What is the W-9 form?
The IRS's Form W-9, Request for Taxpayer Identification Number and Certification, is a tax form used by US businesses to get information from independent contractors (or freelancers) based in the United States.
If you need a reminder of what this form is, read our blog article here.
The purpose of the W-9 Form is to collect information from vendors US clients hire as independent contractors and freelancers (1099 employees).
Form W-9 contains the name, address, and Social Security number or tax identification number (TIN) of a contractor. This form is not submitted to the IRS by either party, but returned to the hiring party by the contractor.
If you are a Deel user, you will be taken through the simplified flow, but the Form will match the official one.

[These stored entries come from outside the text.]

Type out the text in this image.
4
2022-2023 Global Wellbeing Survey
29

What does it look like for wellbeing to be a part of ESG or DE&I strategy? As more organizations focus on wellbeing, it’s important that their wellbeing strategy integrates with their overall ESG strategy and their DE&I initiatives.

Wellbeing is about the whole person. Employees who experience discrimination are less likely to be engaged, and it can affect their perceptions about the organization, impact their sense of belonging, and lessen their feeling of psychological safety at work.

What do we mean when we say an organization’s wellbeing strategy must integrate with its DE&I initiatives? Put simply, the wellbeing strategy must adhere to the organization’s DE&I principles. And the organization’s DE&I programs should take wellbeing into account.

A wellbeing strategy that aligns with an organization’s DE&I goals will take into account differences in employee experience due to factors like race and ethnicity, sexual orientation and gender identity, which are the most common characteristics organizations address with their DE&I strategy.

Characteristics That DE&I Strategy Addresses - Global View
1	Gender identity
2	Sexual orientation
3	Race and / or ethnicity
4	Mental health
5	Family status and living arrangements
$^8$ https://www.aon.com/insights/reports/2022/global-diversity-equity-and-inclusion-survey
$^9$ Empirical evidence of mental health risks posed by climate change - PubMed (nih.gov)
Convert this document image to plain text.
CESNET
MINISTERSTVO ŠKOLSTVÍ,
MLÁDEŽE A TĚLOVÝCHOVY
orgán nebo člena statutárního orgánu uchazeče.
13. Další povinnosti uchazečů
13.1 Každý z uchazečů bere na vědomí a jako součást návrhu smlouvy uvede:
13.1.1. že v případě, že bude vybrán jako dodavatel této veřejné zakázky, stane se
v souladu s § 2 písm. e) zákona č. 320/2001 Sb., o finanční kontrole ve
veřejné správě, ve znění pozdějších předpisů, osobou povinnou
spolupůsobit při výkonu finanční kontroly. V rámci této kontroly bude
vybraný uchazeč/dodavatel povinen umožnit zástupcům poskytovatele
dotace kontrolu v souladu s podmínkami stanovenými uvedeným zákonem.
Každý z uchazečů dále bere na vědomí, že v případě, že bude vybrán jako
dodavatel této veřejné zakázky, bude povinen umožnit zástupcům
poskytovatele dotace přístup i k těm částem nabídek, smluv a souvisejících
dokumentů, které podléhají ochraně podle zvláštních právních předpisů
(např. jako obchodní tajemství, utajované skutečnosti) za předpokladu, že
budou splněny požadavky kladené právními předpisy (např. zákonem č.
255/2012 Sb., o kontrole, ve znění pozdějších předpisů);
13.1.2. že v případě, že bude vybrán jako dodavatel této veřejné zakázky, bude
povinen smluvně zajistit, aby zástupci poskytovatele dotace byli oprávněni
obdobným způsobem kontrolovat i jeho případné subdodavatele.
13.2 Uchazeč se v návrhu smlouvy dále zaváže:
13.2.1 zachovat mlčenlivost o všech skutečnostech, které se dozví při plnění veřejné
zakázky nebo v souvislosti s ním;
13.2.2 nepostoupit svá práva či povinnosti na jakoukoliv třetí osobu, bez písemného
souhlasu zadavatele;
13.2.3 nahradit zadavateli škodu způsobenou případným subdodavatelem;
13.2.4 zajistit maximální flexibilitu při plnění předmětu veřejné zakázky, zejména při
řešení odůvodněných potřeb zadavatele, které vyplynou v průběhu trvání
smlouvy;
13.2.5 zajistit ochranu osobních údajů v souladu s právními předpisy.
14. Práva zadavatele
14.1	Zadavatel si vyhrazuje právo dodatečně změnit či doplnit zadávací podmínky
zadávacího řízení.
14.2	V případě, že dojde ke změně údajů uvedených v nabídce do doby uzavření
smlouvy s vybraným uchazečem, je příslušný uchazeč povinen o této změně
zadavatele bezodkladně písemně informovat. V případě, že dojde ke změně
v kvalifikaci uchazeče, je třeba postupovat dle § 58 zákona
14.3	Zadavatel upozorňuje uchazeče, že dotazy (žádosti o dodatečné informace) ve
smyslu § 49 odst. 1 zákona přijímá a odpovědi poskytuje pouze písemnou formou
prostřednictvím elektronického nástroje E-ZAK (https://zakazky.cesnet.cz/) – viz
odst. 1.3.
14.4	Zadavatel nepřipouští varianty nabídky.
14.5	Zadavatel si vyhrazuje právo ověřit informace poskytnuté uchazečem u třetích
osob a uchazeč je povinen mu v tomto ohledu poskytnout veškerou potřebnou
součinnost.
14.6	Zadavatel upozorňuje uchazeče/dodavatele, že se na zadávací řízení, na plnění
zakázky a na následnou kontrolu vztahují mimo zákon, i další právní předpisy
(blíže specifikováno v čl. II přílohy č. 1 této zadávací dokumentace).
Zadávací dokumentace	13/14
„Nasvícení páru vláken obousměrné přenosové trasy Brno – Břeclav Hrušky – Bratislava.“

- This is how the W-9 Form looks like:
Filling out the tax form
Please enter your details as they appear on your income tax return.
If you are filing as an individual:
Name: Enter your legally given name as shown on your income tax return.
Business Name/Disregarded Entity Name: Unless you have a business name, trade name, or a disregarded entity name, leave this field empty.
Check appropriate box for federal tax classification: Check only one box.
Exemptions — If applicable, refer to exemption codes described on pages 3-4 of the W-9 form.
Address (State, City, Address, Address 2, Zip) — For Address, include the building number and street name (e.g., "52 Market Street"). For Address 2, include the apartment, suite, unit, building, or floor number. The address must match your income tax return.
Tax identification number (TIN) — For individuals with a social security number (SSN), the TIN is equal to SSN. For an overview of all valid TINs, please see the IRS's W-9 instructions or this article.
Sign the form with your full (legal) name and fill in the date of signature.
If you are not filing as an individual or have other special cases, please refer to the IRS's W-9 form for guidance.
Disclaimer: This article is for informational purposes only and is not intended as tax advice. IRS regulations can be subject to change, so check for updates on www.irs.gov. Consult an accountant or tax advisor for help with tax laws.